As investigações começaram há cerca de um mês, após um alerta de cooperação internacional encaminhado à Polícia Federal. As informações apontavam que o suspeito havia enviado dezenas de arquivos contendo material criminoso envolvendo crianças. Durante as apurações, a polícia descobriu um cenário ainda mais grave: parte do conteúdo era produzida pelo próprio homem, que registrava os crimes cometidos contra a filha.
De acordo com a delegada responsável pelo caso, o avanço das investigações confirmou que a criança era uma das vítimas diretas. Durante o cumprimento dos mandados de prisão e busca, foram apreendidos aparelhos celulares que agora passam por perícia. As autoridades também investigam se o material era compartilhado em redes criminosas, o que pode agravar ainda mais a situação do investigado.
Um dos pontos mais marcantes do caso é a forma como a criança expressava o sofrimento. Segundo especialistas, crianças vítimas de violência muitas vezes não conseguem verbalizar o que vivem, utilizando desenhos como uma forma de comunicação emocional. O ato de riscar ou apagar figuras pode indicar medo, rejeição e tentativa de “eliminar” simbolicamente o agressor.
Esse tipo de comportamento é considerado um alerta importante e reforça a necessidade de atenção por parte de familiares, professores e profissionais da saúde. Identificar esses sinais pode ser decisivo para interromper ciclos de violência e salvar vidas.

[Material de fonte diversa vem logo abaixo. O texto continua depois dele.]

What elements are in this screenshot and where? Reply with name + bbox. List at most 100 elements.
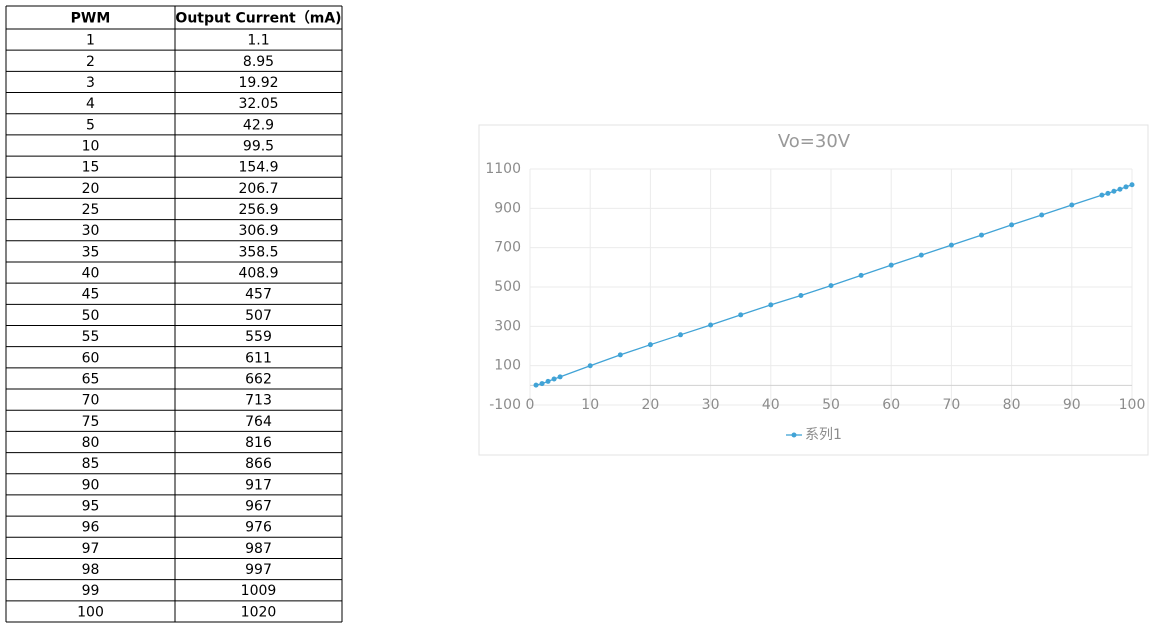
table-cell: 1009 [241,583,277,599]
x-tick-label: 40 [762,397,780,413]
table-cell: 987 [245,541,272,557]
series-line [535,184,1133,386]
table-cell: 42.9 [243,117,274,133]
x-tick-label: 100 [1119,397,1146,413]
point [918,252,924,258]
table-cell: 976 [245,520,272,536]
table-cell: 206.7 [238,181,278,197]
table-cell: 50 [82,308,100,324]
table-cell: 95 [82,499,100,515]
point [1069,202,1075,208]
table-cell: 75 [82,414,100,430]
table-cell: 40 [82,266,100,282]
point [1105,190,1111,196]
point [557,374,563,380]
legend-label: 系列1 [805,427,842,443]
point [1123,184,1129,190]
table-cell: 917 [245,477,272,493]
table-cell: 45 [82,287,100,303]
table-cell: 256.9 [238,202,278,218]
y-tick-label: 700 [494,240,521,256]
table-cell: 816 [245,435,272,451]
table-cell: 60 [82,350,100,366]
point [858,272,864,278]
table-cell: 1 [86,33,95,49]
point [1117,186,1123,192]
table-cell: 85 [82,456,100,472]
table-cell: 559 [245,329,272,345]
y-tick-label: 300 [494,318,521,334]
table-cell: 997 [245,562,272,578]
table-cell: 507 [245,308,272,324]
table-cell: 65 [82,371,100,387]
point [1129,182,1135,188]
point [1099,192,1105,198]
y-tick-label: 1100 [485,161,521,177]
table-cell: 154.9 [238,160,278,176]
table-cell: 611 [245,350,272,366]
x-tick-label: 0 [526,397,535,413]
table-cell: 866 [245,456,272,472]
x-tick-label: 50 [822,397,840,413]
x-tick-label: 60 [882,397,900,413]
y-tick-label: 100 [494,358,521,374]
table-cell: 20 [82,181,100,197]
table-cell: 19.92 [238,75,278,91]
table-cell: 1.1 [247,33,269,49]
point [948,242,954,248]
table-cell: 35 [82,244,100,260]
point [888,262,894,268]
point [798,292,804,298]
table-cell: 25 [82,202,100,218]
table-cell: 408.9 [238,266,278,282]
point [545,378,551,384]
point [1039,212,1045,218]
table-cell: 306.9 [238,223,278,239]
point [1009,222,1015,228]
point [551,376,557,382]
point [617,352,623,358]
x-tick-label: 30 [702,397,720,413]
table-cell: 457 [245,287,272,303]
table-cell: 32.05 [238,96,278,112]
table-header: Output Current（mA) [175,11,341,27]
point [979,232,984,238]
table-cell: 55 [82,329,100,345]
table-cell: 1020 [241,604,277,620]
table-cell: 30 [82,223,100,239]
point [828,283,834,289]
x-tick-label: 90 [1063,397,1081,413]
point [587,363,593,369]
table-cell: 70 [82,393,100,409]
point [738,312,744,318]
y-tick-label: 500 [494,279,521,295]
table-cell: 97 [82,541,100,557]
legend-swatch [791,432,797,438]
chart-title: Vo=30V [778,131,851,152]
point [539,381,545,387]
table-cell: 8.95 [243,54,274,70]
table-cell: 4 [86,96,95,112]
table-cell: 99.5 [243,138,274,154]
x-tick-label: 20 [641,397,659,413]
table-cell: 100 [77,604,104,620]
point [708,322,714,328]
point [533,382,539,388]
x-tick-label: 70 [942,397,960,413]
point [678,332,683,338]
table-cell: 662 [245,371,272,387]
y-tick-label: -100 [489,397,521,413]
y-tick-label: 900 [494,200,521,216]
table-cell: 98 [82,562,100,578]
x-tick-label: 10 [581,397,599,413]
table-cell: 764 [245,414,272,430]
table-cell: 358.5 [238,244,278,260]
table-cell: 80 [82,435,100,451]
table-cell: 15 [82,160,100,176]
table-cell: 3 [86,75,95,91]
table-cell: 2 [86,54,95,70]
table-header: PWM [71,11,111,27]
point [1111,188,1117,194]
table-cell: 5 [86,117,95,133]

A menina foi imediatamente afastada do convívio com o pai e está sob proteção das autoridades, recebendo acompanhamento psicossocial. O homem responderá por crimes graves previstos no Código Penal e no Estatuto da Criança e do Adolescente, com penas que podem ultrapassar 30 anos de prisão.
Casos como esse reforçam a importância da denúncia e da atenção aos sinais muitas vezes invisíveis da violência infantil. Qualquer suspeita pode ser comunicada de forma anônima pelo Disque 100, que funciona 24 horas por dia. O silêncio protege o agressor, denunciar é o primeiro passo para salvar uma vida.